Unknown Java Features Part 2: TimeUnit

Simple Way to use different time units

TimeUnit is the simplest way to work with different time units since Java 5.

Aren’t you annoyed about writing all the time how to convert e.g. minutes to milliseconds? Like “5 * 60 * 1000”?

Sure it’s no rocket science, but it’s difficult to read. The next step is often to extract it as a constant. Then you at least know immediately that’s 15 minutes.

But there is an easier way to express the same thing. The TimeUnit enum. So let’s seeĀ it in action.

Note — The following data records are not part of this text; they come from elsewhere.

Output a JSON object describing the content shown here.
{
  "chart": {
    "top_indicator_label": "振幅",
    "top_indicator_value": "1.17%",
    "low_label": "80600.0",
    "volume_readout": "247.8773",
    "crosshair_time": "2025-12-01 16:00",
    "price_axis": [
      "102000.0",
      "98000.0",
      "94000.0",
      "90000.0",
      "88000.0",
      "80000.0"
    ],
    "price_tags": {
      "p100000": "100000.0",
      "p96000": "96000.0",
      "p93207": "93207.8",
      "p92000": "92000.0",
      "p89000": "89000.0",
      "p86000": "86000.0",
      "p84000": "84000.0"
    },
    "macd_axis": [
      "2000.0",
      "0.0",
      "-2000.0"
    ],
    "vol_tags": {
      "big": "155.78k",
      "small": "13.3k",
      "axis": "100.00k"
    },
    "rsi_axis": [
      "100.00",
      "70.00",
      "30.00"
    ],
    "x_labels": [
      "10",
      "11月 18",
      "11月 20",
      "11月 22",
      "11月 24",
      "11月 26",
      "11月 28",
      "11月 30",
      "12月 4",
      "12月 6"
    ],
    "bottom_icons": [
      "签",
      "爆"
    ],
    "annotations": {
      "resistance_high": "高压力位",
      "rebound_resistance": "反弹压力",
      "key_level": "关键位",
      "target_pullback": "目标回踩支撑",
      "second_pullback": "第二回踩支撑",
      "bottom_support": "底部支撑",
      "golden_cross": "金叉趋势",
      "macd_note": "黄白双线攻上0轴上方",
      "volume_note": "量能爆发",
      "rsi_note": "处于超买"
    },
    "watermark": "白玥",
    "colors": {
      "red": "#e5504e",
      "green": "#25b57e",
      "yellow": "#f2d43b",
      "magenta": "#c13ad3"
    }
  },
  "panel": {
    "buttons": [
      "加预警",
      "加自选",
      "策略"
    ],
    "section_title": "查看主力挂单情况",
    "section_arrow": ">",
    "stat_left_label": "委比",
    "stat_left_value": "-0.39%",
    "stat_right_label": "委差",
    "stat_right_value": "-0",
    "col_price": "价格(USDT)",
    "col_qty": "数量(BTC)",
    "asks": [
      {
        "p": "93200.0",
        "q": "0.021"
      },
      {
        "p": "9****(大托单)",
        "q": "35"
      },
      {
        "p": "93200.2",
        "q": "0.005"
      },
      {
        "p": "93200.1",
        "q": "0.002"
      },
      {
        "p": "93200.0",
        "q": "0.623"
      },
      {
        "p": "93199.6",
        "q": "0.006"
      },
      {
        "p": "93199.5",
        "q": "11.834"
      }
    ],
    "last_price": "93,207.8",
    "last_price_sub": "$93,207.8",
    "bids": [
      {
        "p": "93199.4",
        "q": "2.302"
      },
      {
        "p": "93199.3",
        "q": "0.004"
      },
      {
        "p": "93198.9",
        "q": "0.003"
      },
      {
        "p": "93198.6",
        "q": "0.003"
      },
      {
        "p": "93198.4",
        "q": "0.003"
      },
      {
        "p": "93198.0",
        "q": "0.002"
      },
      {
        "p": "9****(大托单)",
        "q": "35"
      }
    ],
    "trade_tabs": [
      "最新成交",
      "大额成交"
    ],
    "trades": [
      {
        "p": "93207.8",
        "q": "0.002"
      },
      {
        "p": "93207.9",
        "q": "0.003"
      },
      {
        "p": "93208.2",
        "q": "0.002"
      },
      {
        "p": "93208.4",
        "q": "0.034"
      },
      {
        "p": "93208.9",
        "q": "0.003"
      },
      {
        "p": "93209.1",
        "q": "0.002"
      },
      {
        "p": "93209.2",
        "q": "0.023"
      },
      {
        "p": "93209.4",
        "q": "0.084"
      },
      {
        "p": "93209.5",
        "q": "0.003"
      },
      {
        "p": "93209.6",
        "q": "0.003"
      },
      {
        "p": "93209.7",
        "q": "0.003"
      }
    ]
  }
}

package com.effectivejava.timeunit;

import static java.util.concurrent.TimeUnit.MINUTES;

public class Test {

    public static void main(String[] args) {

        long millisOldWay = 15 * 60 * 1000;
        long millisNewWay = MINUTES.toMillis(15);

        System.out.println(millisOldWay);
        System.out.println(millisNewWay);

    }

}

 

With TimeUnit you just express the unit directly and you can still extract it to a constant if needed.

Wanna go to sleep, wait or join?

There are shortcut functions for those as well:

// Thread.sleep for 5 minutes
MINUTES.sleep(5);
// thread.join with 5 minute timeout
MINUTES.timedJoin(thread, 5);
// object.wait with given time
MINUTES.timedWait(obj, 5);

 

TL:TR

TimeUnit is an easy way to convert between time units and express it more clearly. Shortcuts methods like sleep round things up.